Emma becomes alarmed that Graham has the Mill "on the verge of falling apart". He alienates Jimmi and Al into quitting, as well as making the rest of the staff unhappy. Sid, who was previously in favour of Graham's changes, begins doubting his place at the Mill too. Scarlett, who continues to be vocal and unabashed about her disdain for Graham, is left vulnerable when she is left alone at the Mill with him. He tries to make her wash up his mug, tells her she should smile and have respect for him, and when she tries to exit, he grabs her by the wrist and physically assaults her. He is shocked when Zara, despite her FND, confronts him in the Mill, as well as Bear revealing that the Care Quality Commission have made an error with his partnership paperwork, which Graham realises has been orchestrated by Bear. Zara sacks Graham and orders him to leave the Mill Health Centre forever. He threatens to report Luca's assault to the police, to which Zara threatens that she will report his assault on Scarlett, so he leaves.

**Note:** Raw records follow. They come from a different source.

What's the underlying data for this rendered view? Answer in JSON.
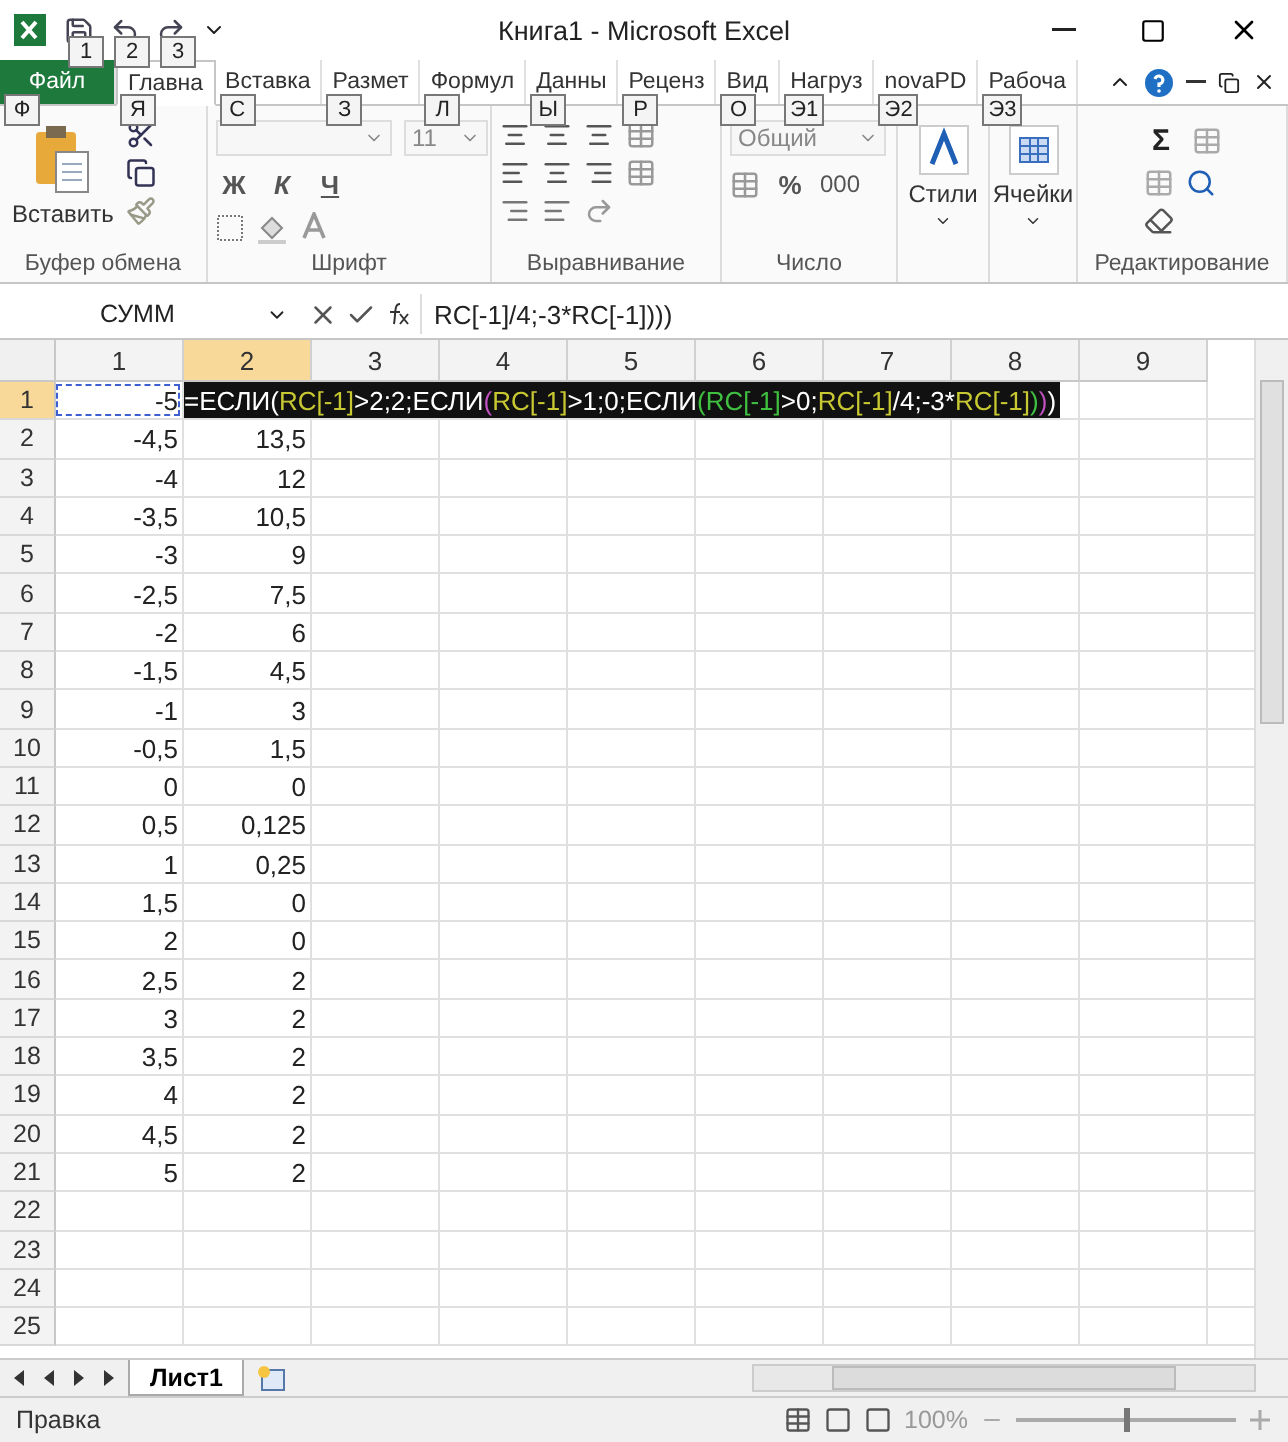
{
  "window": {
    "title": "Книга1  -  Microsoft Excel"
  },
  "quick_access_keytips": [
    "1",
    "2",
    "3"
  ],
  "ribbon_tabs": [
    {
      "label": "Файл",
      "kind": "file",
      "selected": false,
      "keytip": "Ф"
    },
    {
      "label": "Главна",
      "kind": "tab",
      "selected": true,
      "keytip": "Я"
    },
    {
      "label": "Вставка",
      "kind": "tab",
      "selected": false,
      "keytip": "С"
    },
    {
      "label": "Размет",
      "kind": "tab",
      "selected": false,
      "keytip": "З"
    },
    {
      "label": "Формул",
      "kind": "tab",
      "selected": false,
      "keytip": "Л"
    },
    {
      "label": "Данны",
      "kind": "tab",
      "selected": false,
      "keytip": "Ы"
    },
    {
      "label": "Реценз",
      "kind": "tab",
      "selected": false,
      "keytip": "Р"
    },
    {
      "label": "Вид",
      "kind": "tab",
      "selected": false,
      "keytip": "О"
    },
    {
      "label": "Нагруз",
      "kind": "tab",
      "selected": false,
      "keytip": "Э1"
    },
    {
      "label": "novaPD",
      "kind": "tab",
      "selected": false,
      "keytip": "Э2"
    },
    {
      "label": "Рабоча",
      "kind": "tab",
      "selected": false,
      "keytip": "Э3"
    }
  ],
  "ribbon_groups": {
    "clipboard": {
      "label": "Буфер обмена",
      "paste": "Вставить"
    },
    "font": {
      "label": "Шрифт",
      "size": "11",
      "bold": "Ж",
      "italic": "К",
      "underline": "Ч"
    },
    "alignment": {
      "label": "Выравнивание"
    },
    "number": {
      "label": "Число",
      "format": "Общий",
      "percent": "%",
      "thousands": "000"
    },
    "styles": {
      "label": "Стили"
    },
    "cells": {
      "label": "Ячейки"
    },
    "editing": {
      "label": "Редактирование",
      "sum": "Σ"
    }
  },
  "formula_bar": {
    "name_box": "СУММ",
    "formula": "RC[-1]/4;-3*RC[-1])))"
  },
  "columns": [
    {
      "label": "1",
      "selected": false
    },
    {
      "label": "2",
      "selected": true
    },
    {
      "label": "3",
      "selected": false
    },
    {
      "label": "4",
      "selected": false
    },
    {
      "label": "5",
      "selected": false
    },
    {
      "label": "6",
      "selected": false
    },
    {
      "label": "7",
      "selected": false
    },
    {
      "label": "8",
      "selected": false
    },
    {
      "label": "9",
      "selected": false
    }
  ],
  "edit_formula": [
    {
      "text": "=ЕСЛИ(",
      "color": "#ffffff"
    },
    {
      "text": "RC[-1]",
      "color": "#c8c832"
    },
    {
      "text": ">2;2;ЕСЛИ",
      "color": "#ffffff"
    },
    {
      "text": "(",
      "color": "#c050c0"
    },
    {
      "text": "RC[-1]",
      "color": "#c8c832"
    },
    {
      "text": ">1;0;ЕСЛИ",
      "color": "#ffffff"
    },
    {
      "text": "(",
      "color": "#40c040"
    },
    {
      "text": "RC[-1]",
      "color": "#40c040"
    },
    {
      "text": ">0;",
      "color": "#ffffff"
    },
    {
      "text": "RC[-1]",
      "color": "#c8c832"
    },
    {
      "text": "/4;-3*",
      "color": "#ffffff"
    },
    {
      "text": "RC[-1]",
      "color": "#c8c832"
    },
    {
      "text": ")",
      "color": "#40c040"
    },
    {
      "text": ")",
      "color": "#c050c0"
    },
    {
      "text": ")",
      "color": "#ffffff"
    }
  ],
  "rows": [
    {
      "label": "1",
      "selected": true,
      "cells": [
        "-5"
      ]
    },
    {
      "label": "2",
      "selected": false,
      "cells": [
        "-4,5",
        "13,5"
      ]
    },
    {
      "label": "3",
      "selected": false,
      "cells": [
        "-4",
        "12"
      ]
    },
    {
      "label": "4",
      "selected": false,
      "cells": [
        "-3,5",
        "10,5"
      ]
    },
    {
      "label": "5",
      "selected": false,
      "cells": [
        "-3",
        "9"
      ]
    },
    {
      "label": "6",
      "selected": false,
      "cells": [
        "-2,5",
        "7,5"
      ]
    },
    {
      "label": "7",
      "selected": false,
      "cells": [
        "-2",
        "6"
      ]
    },
    {
      "label": "8",
      "selected": false,
      "cells": [
        "-1,5",
        "4,5"
      ]
    },
    {
      "label": "9",
      "selected": false,
      "cells": [
        "-1",
        "3"
      ]
    },
    {
      "label": "10",
      "selected": false,
      "cells": [
        "-0,5",
        "1,5"
      ]
    },
    {
      "label": "11",
      "selected": false,
      "cells": [
        "0",
        "0"
      ]
    },
    {
      "label": "12",
      "selected": false,
      "cells": [
        "0,5",
        "0,125"
      ]
    },
    {
      "label": "13",
      "selected": false,
      "cells": [
        "1",
        "0,25"
      ]
    },
    {
      "label": "14",
      "selected": false,
      "cells": [
        "1,5",
        "0"
      ]
    },
    {
      "label": "15",
      "selected": false,
      "cells": [
        "2",
        "0"
      ]
    },
    {
      "label": "16",
      "selected": false,
      "cells": [
        "2,5",
        "2"
      ]
    },
    {
      "label": "17",
      "selected": false,
      "cells": [
        "3",
        "2"
      ]
    },
    {
      "label": "18",
      "selected": false,
      "cells": [
        "3,5",
        "2"
      ]
    },
    {
      "label": "19",
      "selected": false,
      "cells": [
        "4",
        "2"
      ]
    },
    {
      "label": "20",
      "selected": false,
      "cells": [
        "4,5",
        "2"
      ]
    },
    {
      "label": "21",
      "selected": false,
      "cells": [
        "5",
        "2"
      ]
    },
    {
      "label": "22",
      "selected": false,
      "cells": []
    },
    {
      "label": "23",
      "selected": false,
      "cells": []
    },
    {
      "label": "24",
      "selected": false,
      "cells": []
    },
    {
      "label": "25",
      "selected": false,
      "cells": []
    }
  ],
  "sheet_tabs": [
    {
      "label": "Лист1",
      "selected": true
    }
  ],
  "status_bar": {
    "mode": "Правка",
    "zoom": "100%",
    "zoom_slider": {
      "level": 0.5
    }
  }
}
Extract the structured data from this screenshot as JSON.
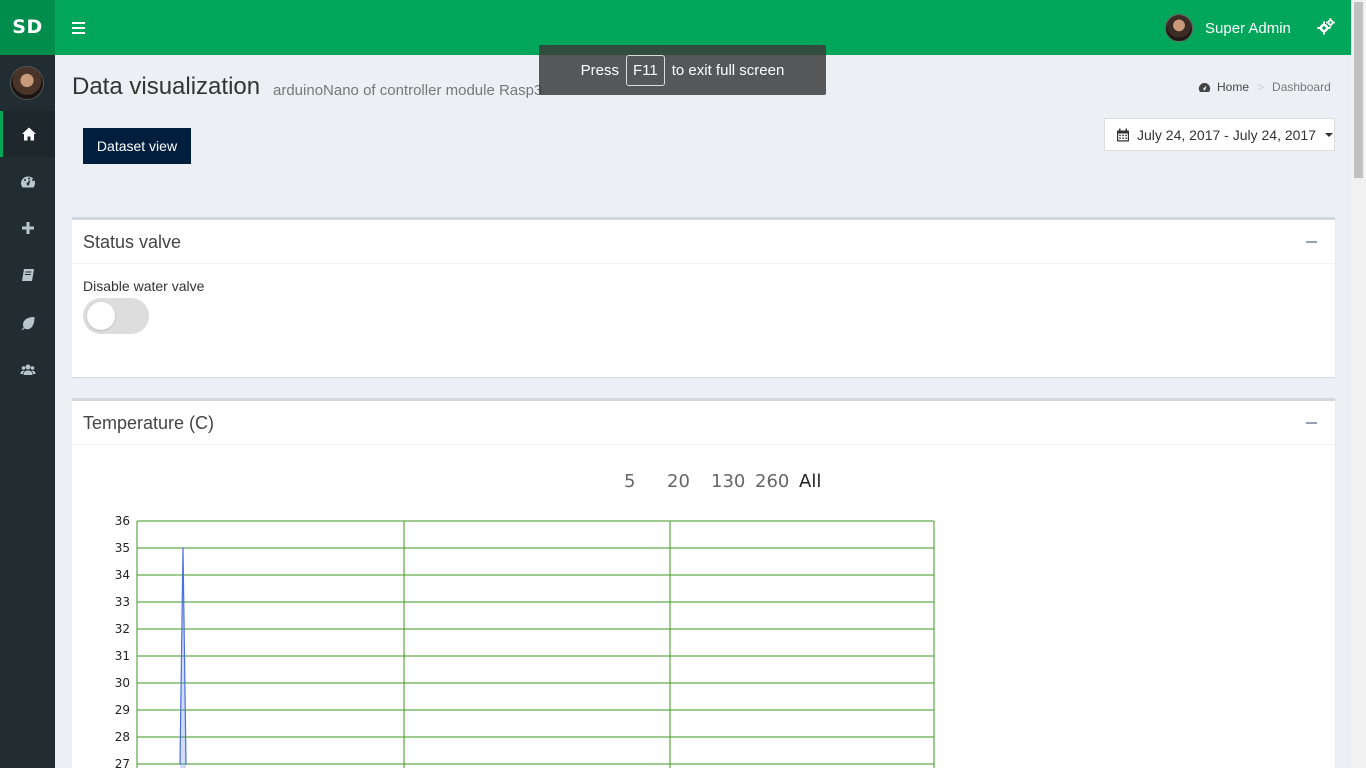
{
  "header": {
    "logo": "SD",
    "user_name": "Super Admin"
  },
  "fullscreen_notice": {
    "before": "Press",
    "key": "F11",
    "after": "to exit full screen"
  },
  "sidebar": {
    "items": [
      {
        "icon": "home-icon",
        "active": true
      },
      {
        "icon": "dashboard-icon",
        "active": false
      },
      {
        "icon": "plus-icon",
        "active": false
      },
      {
        "icon": "book-icon",
        "active": false
      },
      {
        "icon": "leaf-icon",
        "active": false
      },
      {
        "icon": "users-icon",
        "active": false
      }
    ]
  },
  "page": {
    "title": "Data visualization",
    "subtitle": "arduinoNano of controller module Rasp3"
  },
  "breadcrumb": {
    "home": "Home",
    "current": "Dashboard"
  },
  "toolbar": {
    "dataset_button": "Dataset view",
    "date_range": "July 24, 2017 - July 24, 2017"
  },
  "status_box": {
    "title": "Status valve",
    "toggle_label": "Disable water valve",
    "toggle_on": false
  },
  "temperature_box": {
    "title": "Temperature (C)",
    "range_options": [
      "5",
      "20",
      "130",
      "260",
      "All"
    ],
    "selected_range": "All"
  },
  "colors": {
    "header": "#00a65a",
    "logo_bg": "#008d4c",
    "sidebar": "#222d32",
    "primary_button": "#001f3f",
    "grid": "#3d9a20",
    "series": "#4a6fe0"
  },
  "chart_data": {
    "type": "line",
    "title": "",
    "ylim": [
      27,
      36
    ],
    "y_ticks": [
      36,
      35,
      34,
      33,
      32,
      31,
      30,
      29,
      28,
      27
    ],
    "series": [
      {
        "values": [
          27,
          35,
          27
        ]
      }
    ]
  }
}
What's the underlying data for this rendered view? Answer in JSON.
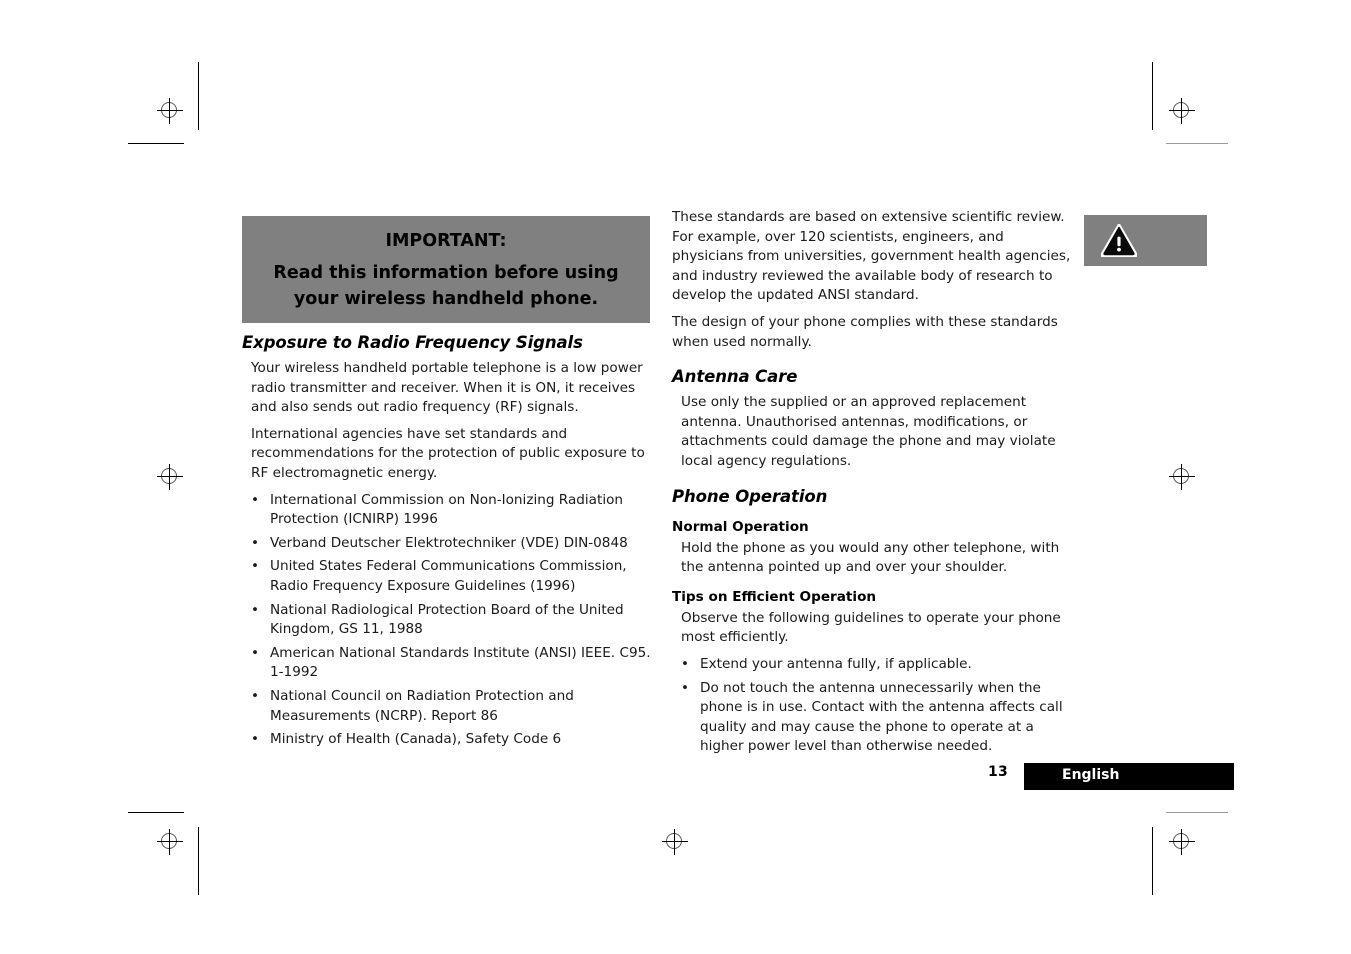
{
  "document": {
    "page_number": "13",
    "footer_language": "English",
    "colors": {
      "callout_gray": "#808080",
      "footer_bar": "#000000",
      "body_text": "#1a1a1a"
    }
  },
  "important_callout": {
    "line1": "IMPORTANT:",
    "line2": "Read this information before using",
    "line3": "your wireless handheld phone."
  },
  "warning_callout": {
    "icon": "warning-triangle-icon"
  },
  "left_column": {
    "heading": "Exposure to Radio Frequency Signals",
    "paragraphs": [
      "Your wireless handheld portable telephone is a low power radio transmitter and receiver. When it is ON, it receives and also sends out radio frequency (RF) signals.",
      "International agencies have set standards and recommendations for the protection of public exposure to RF electromagnetic energy."
    ],
    "bullet_marker": "•",
    "bullets": [
      "International Commission on Non-Ionizing Radiation Protection (ICNIRP) 1996",
      "Verband Deutscher Elektrotechniker (VDE) DIN-0848",
      "United States Federal Communications Commission, Radio Frequency Exposure Guidelines (1996)",
      "National Radiological Protection Board of the United Kingdom, GS 11, 1988",
      "American National Standards Institute (ANSI) IEEE. C95. 1-1992",
      "National Council on Radiation Protection and Measurements (NCRP). Report 86",
      "Ministry of Health (Canada), Safety Code 6"
    ]
  },
  "right_column": {
    "intro_paragraphs": [
      "These standards are based on extensive scientific review. For example, over 120 scientists, engineers, and physicians from universities, government health agencies, and industry reviewed the available body of research to develop the updated ANSI standard.",
      "The design of your phone complies with these standards when used normally."
    ],
    "antenna_care": {
      "heading": "Antenna Care",
      "paragraph": "Use only the supplied or an approved replacement antenna. Unauthorised antennas, modifications, or attachments could damage the phone and may violate local agency regulations."
    },
    "phone_operation": {
      "heading": "Phone Operation",
      "normal_operation": {
        "heading": "Normal Operation",
        "paragraph": "Hold the phone as you would any other telephone, with the antenna pointed up and over your shoulder."
      },
      "tips": {
        "heading": "Tips on Efficient Operation",
        "paragraph": "Observe the following guidelines to operate your phone most efficiently.",
        "bullet_marker": "•",
        "bullets": [
          "Extend your antenna fully, if applicable.",
          "Do not touch the antenna unnecessarily when the phone is in use. Contact with the antenna affects call quality and may cause the phone to operate at a higher power level than otherwise needed."
        ]
      }
    }
  }
}
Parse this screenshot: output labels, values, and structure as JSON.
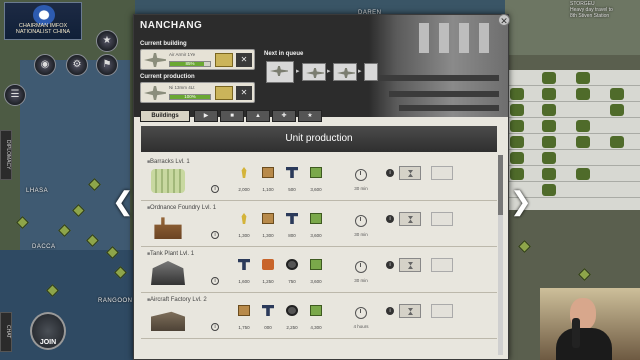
{
  "country": {
    "title_line1": "CHAIRMAN IMFOX",
    "title_line2": "NATIONALIST CHINA"
  },
  "map_labels": {
    "dacca": "DACCA",
    "lhasa": "LHASA",
    "rangoon": "RANGOON",
    "daren": "DAREN",
    "top_right_line1": "STORGEU",
    "top_right_line2": "Heavy day travel to",
    "top_right_line3": "8th Stiven Station"
  },
  "left_hud": {
    "join_label": "JOIN",
    "side_tab_top": "DIPLOMACY",
    "side_tab_bottom": "CHAT"
  },
  "dialog": {
    "city": "NANCHANG",
    "current_building_label": "Current building",
    "current_production_label": "Current production",
    "next_in_queue_label": "Next in queue",
    "current_building": {
      "name": "Air Armir 1Ye",
      "percent_label": "85%",
      "progress": 0.85
    },
    "current_production": {
      "name": "Ni 13mm 4Lt",
      "percent_label": "100%",
      "progress": 1.0
    },
    "tabs": [
      {
        "label": "Buildings",
        "active": true
      },
      {
        "label": "",
        "icon": "pistol-icon"
      },
      {
        "label": "",
        "icon": "tank-icon"
      },
      {
        "label": "",
        "icon": "ship-icon"
      },
      {
        "label": "",
        "icon": "plane-icon"
      },
      {
        "label": "",
        "icon": "star-icon"
      }
    ],
    "unit_production_title": "Unit production",
    "buildings": [
      {
        "name": "Barracks Lvl. 1",
        "image": "barracks",
        "resources": [
          {
            "icon": "corn",
            "value": "2,000"
          },
          {
            "icon": "box",
            "value": "1,100"
          },
          {
            "icon": "steel",
            "value": "500"
          },
          {
            "icon": "cash",
            "value": "3,600"
          }
        ],
        "time": "30 min"
      },
      {
        "name": "Ordnance Foundry Lvl. 1",
        "image": "ordnance",
        "resources": [
          {
            "icon": "corn",
            "value": "1,300"
          },
          {
            "icon": "box",
            "value": "1,300"
          },
          {
            "icon": "steel",
            "value": "800"
          },
          {
            "icon": "cash",
            "value": "3,600"
          }
        ],
        "time": "30 min"
      },
      {
        "name": "Tank Plant Lvl. 1",
        "image": "tank",
        "resources": [
          {
            "icon": "steel",
            "value": "1,600"
          },
          {
            "icon": "oil",
            "value": "1,250"
          },
          {
            "icon": "rubber",
            "value": "750"
          },
          {
            "icon": "cash",
            "value": "3,600"
          }
        ],
        "time": "30 min"
      },
      {
        "name": "Aircraft Factory Lvl. 2",
        "image": "aircraft",
        "resources": [
          {
            "icon": "box",
            "value": "1,750"
          },
          {
            "icon": "steel",
            "value": "000"
          },
          {
            "icon": "rubber",
            "value": "2,250"
          },
          {
            "icon": "cash",
            "value": "4,300"
          }
        ],
        "time": "4 hours"
      }
    ]
  }
}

Despite Doctors being cancelled by the BBC in 2023, the character of Graham was always set to be introduced to attempt a takeover on the Mill. However, the cancellation meant that writers had to speed up the storyline from an 18-month arc to that of 5 months. Avery remarked on a podcast that the character of Graham was shaped to represent the BBC due to the events that unfolded between them and the Doctors cast and crew. He was still written in to tear the Mill apart, which is how the cast and crew viewed the BBC in the wake of Doctors cancellation. Walsh, who hosted the podcast, explained that her character was given FND as a way for Zara to be absent sometimes for Graham to be able to take over, but also well enough on occasion that she could help to take him down.

==Reception==
The Spectator described Graham as a "rotten bigot" and called his views "awful and unsound". They nicknamed him Dr Evil, writing: "Graham is an equal opportunities 'bigot', guilty of every 'ism' going". What to Watch agreed, calling him a "total bigot", with the Radio Times billing him "nefarious". In his short tenure on Doctors, the Daily Record wrote that as a villain, he had "marked a significant shift" and "caused quite a stir".